Various Artists — Where Will You Be Christmas Day? Of the 24 songs here, some of them are familiar and some are brand-new. The names, likewise, range from the well-known (Bessie Smith, Leadbelly) to the much more obscure, and the songs heard here cover traditions including blues, gospel, and folk. The album’s scope is broad enough to include both the Alabama Sacred Harp Singers’ majestic “Sherburne” and Leroy Carr’s wry “Christmas In Jail — Ain’t That a Pain,” and the overall effect of this compilation is a seasonally appropriate musical history lesson that never ceases to be compelling.
Low — Christmas
Newly released on vinyl, Low’s Christmas is a beautiful album that encompasses moods from elation to devotion to exhaustion. (In other words, it runs the gamut of holiday-related emotions in just under half an hour.) “Just Like Christmas,” with its ’60s pop production and sleigh-bell percussion, remains one of the trio’s best songs, and their subdued take on “Silent Night” and shoegaze-bedecked approach to “Little Drummer Boy” are equally beguiling.
Jonathan Kane — The Little Drummer Boy Drummer Jonathan Kane has worked with the likes of Rhys Chatham and La Monte Young; he’s also a bandleader, whose group February combines a minimalist composition ethic with traditional folk and blues numbers. (That makes for a very dry description, but the group’s performances are gripping.) On this EP, Kane applies the same technique to the aforementioned Christmas standard; the taut result nonetheless makes its way steadily towards bliss over the course of 14 minutes.
John Fahey — The New Possibility
Mostly recorded in the late 1960s, these versions of Christmas carols arranged for solo guitar are unadorned, pristine, and meditative.

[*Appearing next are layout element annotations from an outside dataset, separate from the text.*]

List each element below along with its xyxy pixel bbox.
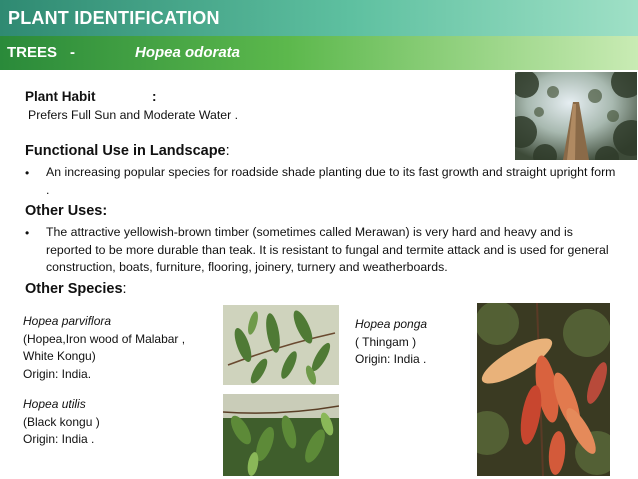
other-uses-text: The attractive yellowish-brown timber (sometimes called Merawan) is very hard and heavy and is reported to be more durable than teak. It is resistant to fungal and termite attack and is used for general construction, boats, furniture, flooring, joinery, turnery and weatherboards. bbox=[46, 225, 609, 274]
other-species-heading: Other Species: bbox=[25, 281, 127, 297]
plant-habit-text: Prefers Full Sun and Moderate Water . bbox=[28, 108, 239, 122]
subheader-bar bbox=[0, 36, 638, 70]
bullet-icon: • bbox=[25, 226, 30, 240]
bullet-icon: • bbox=[25, 166, 30, 180]
category-label: TREES bbox=[7, 44, 58, 61]
species-item-origin: Origin: India . bbox=[355, 352, 427, 366]
species-item bbox=[23, 396, 100, 449]
species-item-common: (Hopea,Iron wood of Malabar , bbox=[23, 331, 186, 346]
plant-habit-label: Plant Habit bbox=[25, 89, 96, 104]
species-name: Hopea odorata bbox=[135, 44, 241, 61]
page-title: PLANT IDENTIFICATION bbox=[8, 8, 220, 28]
species-item-name: Hopea ponga bbox=[355, 317, 428, 331]
hopea-utilis-photo bbox=[223, 394, 339, 476]
header-bar bbox=[0, 0, 638, 36]
species-item-origin: Origin: India. bbox=[23, 366, 92, 381]
hopea-ponga-photo bbox=[477, 303, 610, 476]
species-item bbox=[355, 316, 427, 369]
species-item-name: Hopea parviflora bbox=[23, 314, 112, 328]
functional-use-heading: Functional Use in Landscape: bbox=[25, 143, 230, 159]
tree-canopy-photo bbox=[515, 72, 637, 160]
species-item-common: (Black kongu ) bbox=[23, 414, 100, 429]
species-item-common-cont: White Kongu) bbox=[23, 349, 96, 363]
plant-habit-colon: : bbox=[152, 89, 157, 104]
species-item-origin: Origin: India . bbox=[23, 432, 95, 446]
functional-use-text: An increasing popular species for roadside shade planting due to its fast growth and straight upright form . bbox=[46, 165, 616, 197]
other-uses-heading: Other Uses: bbox=[25, 203, 108, 219]
species-item-name: Hopea utilis bbox=[23, 397, 86, 411]
species-item-common: ( Thingam ) bbox=[355, 334, 417, 349]
hopea-parviflora-photo bbox=[223, 305, 339, 385]
species-item bbox=[23, 313, 185, 383]
separator: - bbox=[70, 44, 75, 61]
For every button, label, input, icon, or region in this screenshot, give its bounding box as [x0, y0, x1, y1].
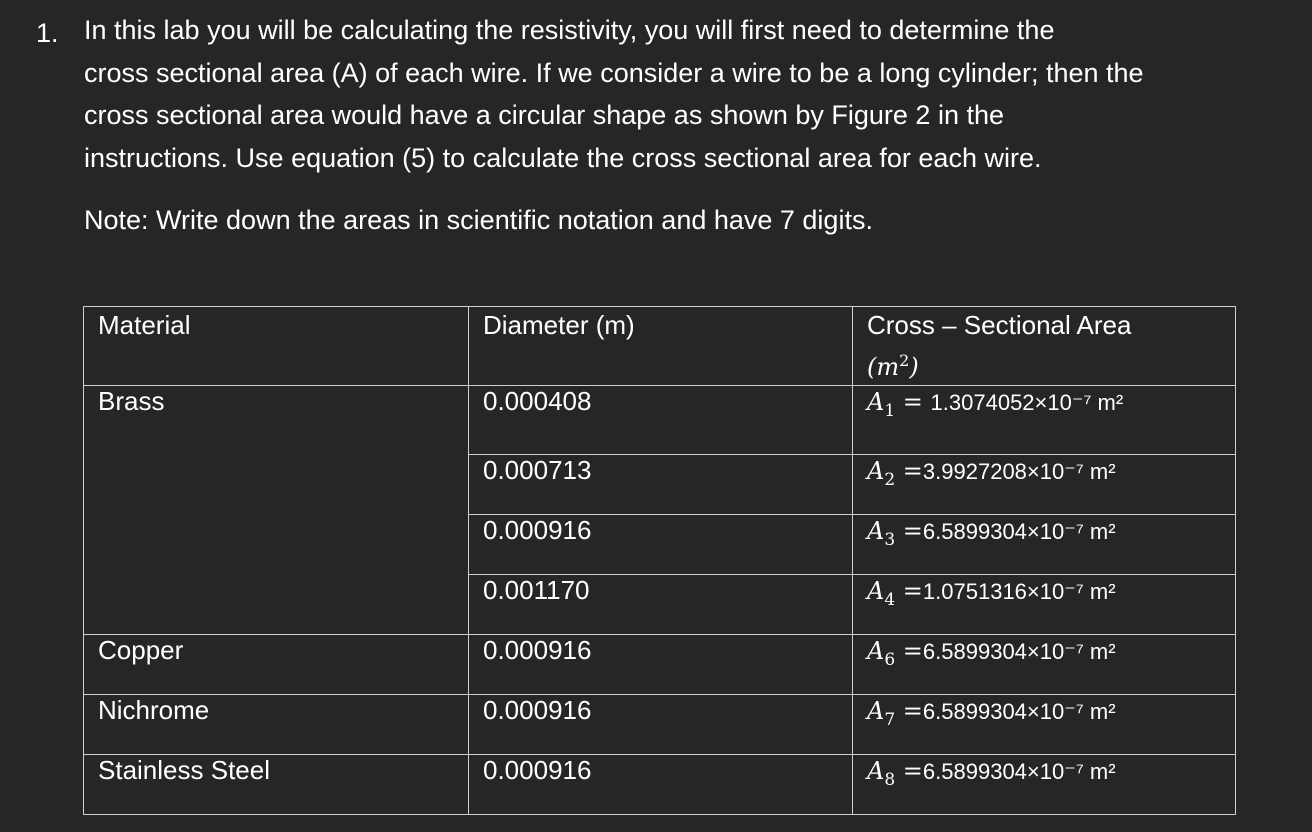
- area-unit-var: (m: [867, 353, 900, 381]
- area-symbol-subscript: 2: [884, 469, 896, 490]
- question-line: cross sectional area would have a circular shape as shown by Figure 2 in the: [84, 100, 1004, 130]
- area-unit-close: ): [909, 353, 919, 381]
- diameter-cell: 0.001170: [469, 575, 853, 635]
- area-symbol-subscript: 4: [884, 589, 896, 610]
- area-cell: [853, 575, 1236, 635]
- area-symbol: [867, 457, 896, 490]
- equals-sign: =: [895, 637, 923, 665]
- header-area-unit: [867, 353, 919, 381]
- area-symbol-subscript: 8: [884, 769, 896, 790]
- equals-sign: =: [895, 577, 923, 605]
- area-cell: [853, 635, 1236, 695]
- area-symbol-letter: A: [867, 757, 885, 785]
- diameter-cell: 0.000408: [469, 386, 853, 455]
- area-symbol-subscript: 1: [884, 400, 896, 421]
- diameter-cell: 0.000916: [469, 695, 853, 755]
- header-area-label: Cross – Sectional Area: [867, 310, 1132, 340]
- material-cell-nichrome: Nichrome: [84, 695, 469, 755]
- area-symbol-letter: A: [867, 457, 885, 485]
- area-value: 1.3074052×10⁻⁷ m²: [930, 390, 1124, 415]
- area-symbol-letter: A: [867, 388, 885, 416]
- area-symbol-subscript: 6: [884, 649, 896, 670]
- area-cell: [853, 386, 1236, 455]
- area-symbol: [867, 388, 896, 421]
- area-symbol-subscript: 7: [884, 709, 896, 730]
- diameter-cell: 0.000713: [469, 455, 853, 515]
- question-line: In this lab you will be calculating the resistivity, you will first need to determine the: [84, 15, 1055, 45]
- diameter-cell: 0.000916: [469, 635, 853, 695]
- material-cell-copper: Copper: [84, 635, 469, 695]
- area-value: 3.9927208×10⁻⁷ m²: [922, 459, 1116, 484]
- equals-sign: =: [895, 457, 923, 485]
- area-symbol-subscript: 3: [884, 529, 896, 550]
- material-cell-stainless-steel: Stainless Steel: [84, 755, 469, 815]
- note-text: Note: Write down the areas in scientific notation and have 7 digits.: [84, 205, 873, 235]
- area-symbol: [867, 637, 896, 670]
- resistivity-table: [83, 306, 1236, 815]
- area-unit-exponent: 2: [899, 351, 910, 370]
- diameter-cell: 0.000916: [469, 755, 853, 815]
- table-row: [84, 755, 1236, 815]
- area-cell: [853, 455, 1236, 515]
- question-text: [84, 9, 1284, 179]
- header-diameter: Diameter (m): [469, 307, 853, 386]
- area-value: 1.0751316×10⁻⁷ m²: [922, 579, 1116, 604]
- table-row: [84, 386, 1236, 455]
- equals-sign: =: [895, 388, 931, 416]
- area-cell: [853, 515, 1236, 575]
- area-symbol: [867, 517, 896, 550]
- equals-sign: =: [895, 517, 923, 545]
- area-symbol-letter: A: [867, 517, 885, 545]
- area-symbol: [867, 577, 896, 610]
- diameter-cell: 0.000916: [469, 515, 853, 575]
- area-value: 6.5899304×10⁻⁷ m²: [922, 639, 1116, 664]
- area-symbol-letter: A: [867, 637, 885, 665]
- question-line: instructions. Use equation (5) to calculate the cross sectional area for each wire.: [84, 142, 1042, 173]
- area-value: 6.5899304×10⁻⁷ m²: [922, 519, 1116, 544]
- question-number: 1.: [36, 18, 59, 48]
- table-row: [84, 635, 1236, 695]
- area-symbol: [867, 757, 896, 790]
- table-row: [84, 695, 1236, 755]
- area-symbol: [867, 697, 896, 730]
- area-symbol-letter: A: [867, 697, 885, 725]
- equals-sign: =: [895, 697, 923, 725]
- header-material: Material: [84, 307, 469, 386]
- header-area: [853, 307, 1236, 386]
- area-value: 6.5899304×10⁻⁷ m²: [922, 759, 1116, 784]
- area-symbol-letter: A: [867, 577, 885, 605]
- question-line: cross sectional area (A) of each wire. If we consider a wire to be a long cylinder; then the: [84, 57, 1144, 88]
- table-header-row: [84, 307, 1236, 386]
- material-cell-brass: Brass: [84, 386, 469, 635]
- area-cell: [853, 695, 1236, 755]
- equals-sign: =: [895, 757, 923, 785]
- area-cell: [853, 755, 1236, 815]
- area-value: 6.5899304×10⁻⁷ m²: [922, 699, 1116, 724]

That sense of meditation has a flipside, however — the two “Fantasy” pieces on A New Possibility find the recognizable spinning off into instrumental flights and experimentation.
Julian Koster — The Singing Saw at Christmastime
This album finds Julian Koster, bandleader of The Music Tapes and onetime member of Neutral Milk Hotel, performing a dozen songs on the musical saw. The resulting album is both endearing and neatly surreal, sounding like some lost broadcast from a history that never was, that odd place where Rankin-Bass meets Jeunet and Caro.
David Bazan — Christmas singles
The music made by David Bazan over the past decade has found him wrestling with questions of religious faith (and, more recently, its absence). One constant, however, has been his tradition of releasing a Christmas-themed 7” on Seattle’s Suicide Squeeze Records. Songs have ranged from the traditional (“God Rest Ye Merry Gentlemen”) to the more modern (“Happy Xmas (War is Over)”), sung and played in Bazan’s stark, haunted manner — and sometimes turned on their head.
X — Merry Xmas From X Were one to assemble a list of bands likely to release a holiday-themed song or album, the longstanding Los Angeles punk quartet X would probably not be on it. And yet, this 2009 single, featuring versions of “Jingle Bells” and “Santa Claus is Coming to Town,” is solid and catchy, and earns points for the gleeful inevitability of the title.
The Ventures — The Ventures’ Christmas Album
Originally released in 1965, this album features the likes of “Blue Christmas,” “Sleigh Ride,” and “Silver Bells” arranged for an instrumental quartet and played enthusiastically and dynamically. Crisp enough to sound fresh, and yet classic in its scope, it’s an album seemingly designed to bridge numerous musical divides. The fact that it features one of the few tolerable versions of “Jingle Bell Rock” to be set to tape doesn’t hurt, either.
Various Artists — The My Pal God Holiday Record and The My Pal God Holiday Record Vol.2
A decade ago, the independent label My Pal God released a pair of compilations in which punk and indie bands took a stab at holiday numbers contemporary and traditional, and offered up a few of their own. Vol.1 features a few more covers, though Vol.2 does close with Drums and Tuba offering up a surreal, ultimately triumphant version of “Auld Lang Syne.” And Crucial Youth’s rewrite of Iron Cross’s “Crucified” as “X-Mastime for the Skins” may be the sole Christmas song suitable for a circle pit.